正確に言えば、全く侵食出来なかった。例えるなら、蟻が人間の身体を動かそうとしているような感覚。一応侵食が成功した時に備えて手足に侵食を絞ったものの、まったくもって無用な気遣いであったことを悟る。とはいえ、予想は出来ていた。絶対的な能力でないことは少年自身痛いほど理解している。故に――
――行け。
少年の能力は歯車の世界による侵食と支配。少年の能力によって侵食された世界の歯車全ては、少年の手足となる。さながら津波のように、逃れようのない範囲と、弾丸をも上回る速度を以て歯車の群れが少女に牙を剥く。
物理的にも驚異ではあるが、歯車一つ一つに世界を侵す力があるのだ。本来掠っただけで相手を侵食し、歯車へと変質させる凶悪な性質。尤も、侵食する力が高い視線による侵食が弾かれた以上、少女に対しては物理的な干渉にしか過ぎないのだが。
最悪なのは、少女が少年同様単純な物理的干渉では傷を負わない場合だ。少年はそういうケースがあることを実体験として知っていて、そういう存在には手も足も出ないことも理解している。
最悪『切り札』を切らなければならないことを少年は覚悟して――次の瞬間一瞬思考が真っ白になった。

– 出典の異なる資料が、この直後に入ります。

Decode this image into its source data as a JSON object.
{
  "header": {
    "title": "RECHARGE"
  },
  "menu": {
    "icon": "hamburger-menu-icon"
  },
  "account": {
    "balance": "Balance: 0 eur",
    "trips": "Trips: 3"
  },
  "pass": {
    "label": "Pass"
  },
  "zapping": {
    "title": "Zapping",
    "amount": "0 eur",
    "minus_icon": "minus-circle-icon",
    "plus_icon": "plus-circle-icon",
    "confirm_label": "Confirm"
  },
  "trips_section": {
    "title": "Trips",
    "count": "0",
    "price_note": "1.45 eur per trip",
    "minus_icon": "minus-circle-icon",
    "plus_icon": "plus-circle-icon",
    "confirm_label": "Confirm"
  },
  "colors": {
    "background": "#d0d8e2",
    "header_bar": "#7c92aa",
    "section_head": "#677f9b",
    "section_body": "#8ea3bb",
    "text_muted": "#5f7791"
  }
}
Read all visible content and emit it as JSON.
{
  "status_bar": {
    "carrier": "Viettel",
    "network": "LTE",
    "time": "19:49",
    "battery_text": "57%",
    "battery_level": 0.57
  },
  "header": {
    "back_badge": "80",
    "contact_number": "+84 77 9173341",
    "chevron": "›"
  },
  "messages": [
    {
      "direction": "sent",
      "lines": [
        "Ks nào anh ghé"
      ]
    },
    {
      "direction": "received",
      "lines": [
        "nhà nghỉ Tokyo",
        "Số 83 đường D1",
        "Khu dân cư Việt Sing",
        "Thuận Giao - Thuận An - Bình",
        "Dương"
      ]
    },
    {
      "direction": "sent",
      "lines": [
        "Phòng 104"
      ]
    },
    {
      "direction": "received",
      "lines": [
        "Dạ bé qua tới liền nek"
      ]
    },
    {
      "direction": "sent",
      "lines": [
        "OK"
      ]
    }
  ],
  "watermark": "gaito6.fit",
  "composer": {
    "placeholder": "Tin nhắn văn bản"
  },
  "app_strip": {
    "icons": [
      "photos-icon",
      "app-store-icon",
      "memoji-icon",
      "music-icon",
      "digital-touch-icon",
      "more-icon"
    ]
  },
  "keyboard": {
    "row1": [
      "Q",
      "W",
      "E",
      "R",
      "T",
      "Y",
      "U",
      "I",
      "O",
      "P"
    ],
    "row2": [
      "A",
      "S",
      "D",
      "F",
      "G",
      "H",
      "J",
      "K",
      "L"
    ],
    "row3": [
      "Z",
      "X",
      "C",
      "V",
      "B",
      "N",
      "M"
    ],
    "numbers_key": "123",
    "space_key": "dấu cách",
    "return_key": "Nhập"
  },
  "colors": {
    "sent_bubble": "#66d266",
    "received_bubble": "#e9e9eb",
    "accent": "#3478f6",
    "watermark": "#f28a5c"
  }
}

少年にとって歯車とは手足であり、目であり、耳にもなる。感覚の延長であり、己であり、同時に異物だ。この異物感が少年の精神を蝕むのだが、それはともあれ。
――歯車が、消えた。
腕をもがれて気付かない人間は居ないように、少年も歯車の消失に一瞬で気が付く。少女の姿は歯車の波濤で見えないが、少年は確かに少女の身体に触れた瞬間消失する歯車を知覚していた。
無論少年の意思とは無関係な消失だ。少年は意思一つで歯車を消すことが出来る。元に戻すことはかなわないが、消失させることは容易い。しかし、殺す気は無いが、害意を持っての能力行使。少年が自ら消す理由などありはしない。
故に、少年ではなく少女に消失の理由がある。歯車の消失。それは、能力の無効化か。もし能力を打ち消せる力だというのなら、もしかしたら能力による変質も元に戻せるんじゃないか。
そんな縋るような思考が少年の頭をよぎる。
思考の空白。
それは明らかな隙だった。良くも悪くも変質させた歯車は手足であり、脳からの指示なしに動くことは無い。ほんの一瞬、歯車の動きが鈍る。
次の瞬間、歯車の波濤をあっさりと突き破って少年の前に出現した少女に、しかし少年は今度はしっかりと対応して見せた。確かに一瞬の隙は生まれたが、少女が動けば歯車が消えるのだ。自失からの復帰も一瞬だった。
更に、少女の足場が悪く、動きが微妙に鈍かった。
少年は『切り札』に能力のリソースを割いているため、侵食は特別意識しない限り浅い。それ故少女の歩く地面が完全に消えるということは無いが、例えるなら柔らかな雪が積った地面だろうか。機動力は間違いなく落ちていた。
そして、少年の左眼は右眼よりも性能が高い。先程は捉えられなかった少女の姿を克明に捉えている――人型の歯車の集合体としてではあるが。
――人間を見たのは久しぶりだが。
相変わらず精神にくるものがあるなと少年は僅かに顔を顰める。他人がどうとあれ構わないのだが、自身を含む人間の中身が錆びた歯車だというのは少年からしてもも狂気的だ。善意も思慕も薄汚い歯車から生じたものなのなら、何の意味があるというのか。『彼女』に出会わなければ少年もそう考え、絶望し、堕ちていただろう。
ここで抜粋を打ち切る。